The current American residential vernacular seems to have been shaped by the work
of Thomas Kinkade almost as much as by the blossoming of post-war suburbia. His
thatched cottage by the brook in the forest is exactly what we want. That, or a
Hobbit hole in Bagend. It must be in our DNA. We want that curved, raggedy-edged
pathway that leads to Bambi’s nest. We want it but can’t seem to get it. The battle
between the ideal and the real is like a disease. We all suffer from it, and we
try to cure it in places like Rose Creek, and Crown Heights, and Gaillardia.
What keeps us from getting our cottage-by-the-glade? Why can’t we build houses that
look like the Kinkade calendars? Is it because we don’t have enough money? No...
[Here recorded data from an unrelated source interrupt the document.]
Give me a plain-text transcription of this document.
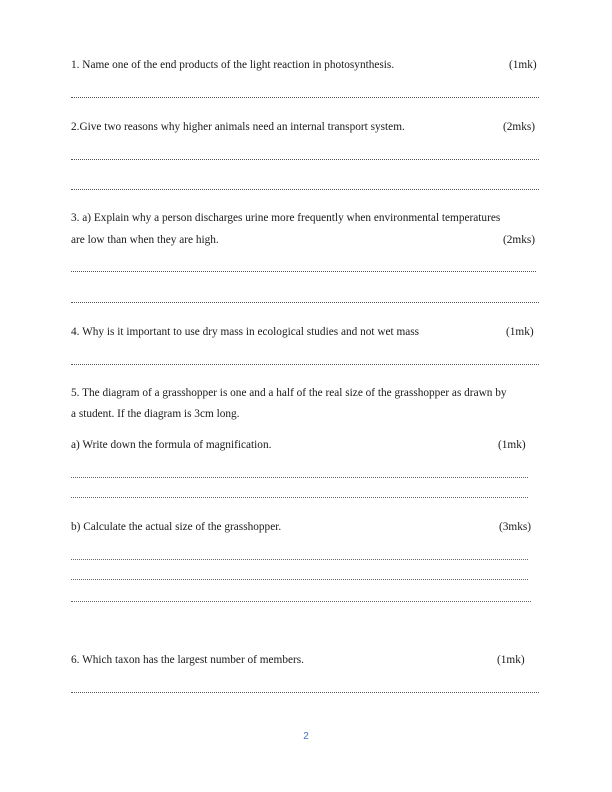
1. Name one of the end products of the light reaction in photosynthesis.	(1mk)
2.Give two reasons why higher animals need an internal transport system.	(2mks)
3. a) Explain why a person discharges urine more frequently when environmental temperatures
are low than when they are high.	(2mks)
4. Why is it important to use dry mass in ecological studies and not wet mass	(1mk)
5. The diagram of a grasshopper is one and a half of the real size of the grasshopper as drawn by
a student. If the diagram is 3cm long.
a) Write down the formula of magnification.	(1mk)
b) Calculate the actual size of the grasshopper.	(3mks)
6. Which taxon has the largest number of members.	(1mk)
2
it’s because of the roads and the cars and the wires and the fear. And the grocery
stores and the garbage pick-up and the malls and the Oklahoma wind. And because
we live in cities that require us to line up buildings in military fashion. It’s
because we don’t understand that Kinkade cottages don’t belong in cities. But we
keep on trying.
That’s why the vast majority of our houses look so much like… houses. They’re supposed
to look like that. They’ve always looked like that. “We do use that dining room…
sometimes.” And “our living room does comes in handy at least once or twice a year…”
(A house is supposed to have those rooms… right?)
SoSA acknowledges the roads and the cars and the wires and the fear, and offers the
freedom to design buildings accordingly.